The Dimpled KitchenWednesday, July 10, 2013
One of my first memories of a kitchen is the one we had in Buenos Aires in the late 40s. We used the big black stove to warm the kitchen in those very cold and damp Buenos Aires winters. The rest of our house was heated with a couple of upright and very red kerosene stoves. We always had a pot of hot water with lemon verbena leaves to disguise the awful kerosene smell. Bedtime during the winter meant that Mercedes, our live in cook would put bricks inside the black stove’s oven. She would carefully wrap the bricks and place them in our bed.
I know that my father made his excellent iced tea in that kitchen and when he cooked I would know we would eat well. Except of course the time when he concocted something with cow brains. I threw my plate under the table. I received a terrible spanking but I never did eat them.
Kitchens, and in particular that Buenos Aires one, are about warmth and pleasant smells. On Tuesdays Mercedes made breaded veal cutlets (milanesas) and mashed potatoes. That was my favourite meal with the possible exception of her carrot soufflé. Her sister, Enilse, who sometimes spent the night with us liked to make a beaten Nescafe. She would add , slowly, drops of water to the dried coffee in a small bowl and beat it slowly but vigorously with a spoon while adding sugar. After a while, if you poured boiling water into individual servings of this mixture, you got something very frothy and delicious. This was a fave of my father’s friend, Argentine writer Julio Cortázar. I remember both my father and Cortázar chatting by the stove while Enilse beat her mixture. Without fail Cortázar would run out of cigarettes and I would be dispatched to buy a pack of Arizonas at the corner almacén.

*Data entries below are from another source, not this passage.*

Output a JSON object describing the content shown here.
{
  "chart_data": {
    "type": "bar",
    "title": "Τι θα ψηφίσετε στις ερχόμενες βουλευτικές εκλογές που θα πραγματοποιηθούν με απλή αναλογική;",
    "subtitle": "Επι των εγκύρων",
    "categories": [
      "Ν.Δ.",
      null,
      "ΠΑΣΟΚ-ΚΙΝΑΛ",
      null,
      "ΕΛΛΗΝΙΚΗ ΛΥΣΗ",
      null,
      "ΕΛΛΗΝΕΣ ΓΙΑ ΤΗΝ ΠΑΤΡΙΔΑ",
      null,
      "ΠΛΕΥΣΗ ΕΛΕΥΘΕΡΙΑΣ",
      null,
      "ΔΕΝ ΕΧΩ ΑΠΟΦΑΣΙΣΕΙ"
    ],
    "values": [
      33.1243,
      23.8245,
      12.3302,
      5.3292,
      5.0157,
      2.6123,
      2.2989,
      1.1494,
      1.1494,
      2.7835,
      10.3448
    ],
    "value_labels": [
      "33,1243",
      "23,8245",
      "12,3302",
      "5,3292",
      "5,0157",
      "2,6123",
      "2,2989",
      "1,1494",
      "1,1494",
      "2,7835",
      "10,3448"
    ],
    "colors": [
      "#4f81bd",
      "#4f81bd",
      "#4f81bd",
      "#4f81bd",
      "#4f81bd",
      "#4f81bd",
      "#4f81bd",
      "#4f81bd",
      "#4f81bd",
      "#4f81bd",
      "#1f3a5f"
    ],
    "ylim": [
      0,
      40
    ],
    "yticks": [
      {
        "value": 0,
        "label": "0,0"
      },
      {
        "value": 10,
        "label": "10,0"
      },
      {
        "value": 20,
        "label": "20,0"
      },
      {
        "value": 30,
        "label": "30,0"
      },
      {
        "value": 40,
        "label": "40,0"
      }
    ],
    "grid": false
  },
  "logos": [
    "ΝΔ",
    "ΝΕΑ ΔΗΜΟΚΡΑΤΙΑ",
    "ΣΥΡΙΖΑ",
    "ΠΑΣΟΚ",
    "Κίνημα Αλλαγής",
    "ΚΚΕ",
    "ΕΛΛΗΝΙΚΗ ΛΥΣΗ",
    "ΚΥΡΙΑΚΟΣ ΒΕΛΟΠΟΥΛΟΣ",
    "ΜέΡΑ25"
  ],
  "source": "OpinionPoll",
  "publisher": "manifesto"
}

It was in this kitchen, the Buenos Aires kitchen when I remember my mother telling Mercedes to buy something called, catsoup. My mother pronounced it like that so Mercedes could ask for it at the almacén. In that kitchen I had my first bowl of American Jell-O (lime flavour), my first peanut butter sandwich and a strange bread that had poppy seeds. All this was brought by my mother who had friends at the American Embassy.
This kitchen was were I did my homework and I often heard my mother giving Mercedes her shopping list.
My next memory of a kitchen is the one in the house we bought in Arboledas, Estado de Mexico in 1971. Rosemary and I moved in with our daughter Ale and later the next year Hilary was born. My mother lived with us and she liked to tinker in the kitchen. Next to the kitchen there was a small room that I converted into a shop and its bathroom was my first darkroom.
My memory of this Arboledas kitchen (the first house we ever owned) is an unpleasant one. Under the sink we stored cleaning materials. We had a bottle of upholstery cleaner (carbon tetrachloride). I arrived one day to find out Ale had swallowed the whole bottle. Luckily the doctor around the corner knew what to do. I had initially called our family doctor who had advised me to induce vomiting and take Ale to the hospital. In the back of my mind there was a memory of something I had learned when I was a Boy Scout. You never induced vomiting when the poison was a corrosive. I put Ale in the tub, ran cold water on her face and took her quickly to the neighbourhood doctor. He pumped her stomach and told me that my action had save my daughter’s life.
In Vancouver kitchens loom big mostly as kitchen parties. I am sensitive to smell and I happen to loathe the smell of pot. You must understand then that I hate kitchen parties.
I like our kitchen on Athlone Street, although if I had my way (money) I would install two ovens. It is impossible for Rosemary to make her very good Yorkshire pudding while I roast the meat.
We have a round and very heavy Mexican table in the kitchen. We never eat at it. The table is where we keep our tender plants in the winter. We used to eat at our dinner table (a large Victorian crank table) in the dining room but of late Rosemary and I have been enjoying food on plates on our laps in the den (no TV trays for us) while we watch Rachel Maddow on MSNBC.
Perhaps my only other memory of a kitchen is this one of a beautiful woman with a shapely body, standing in her kitchen and showing off her dimples.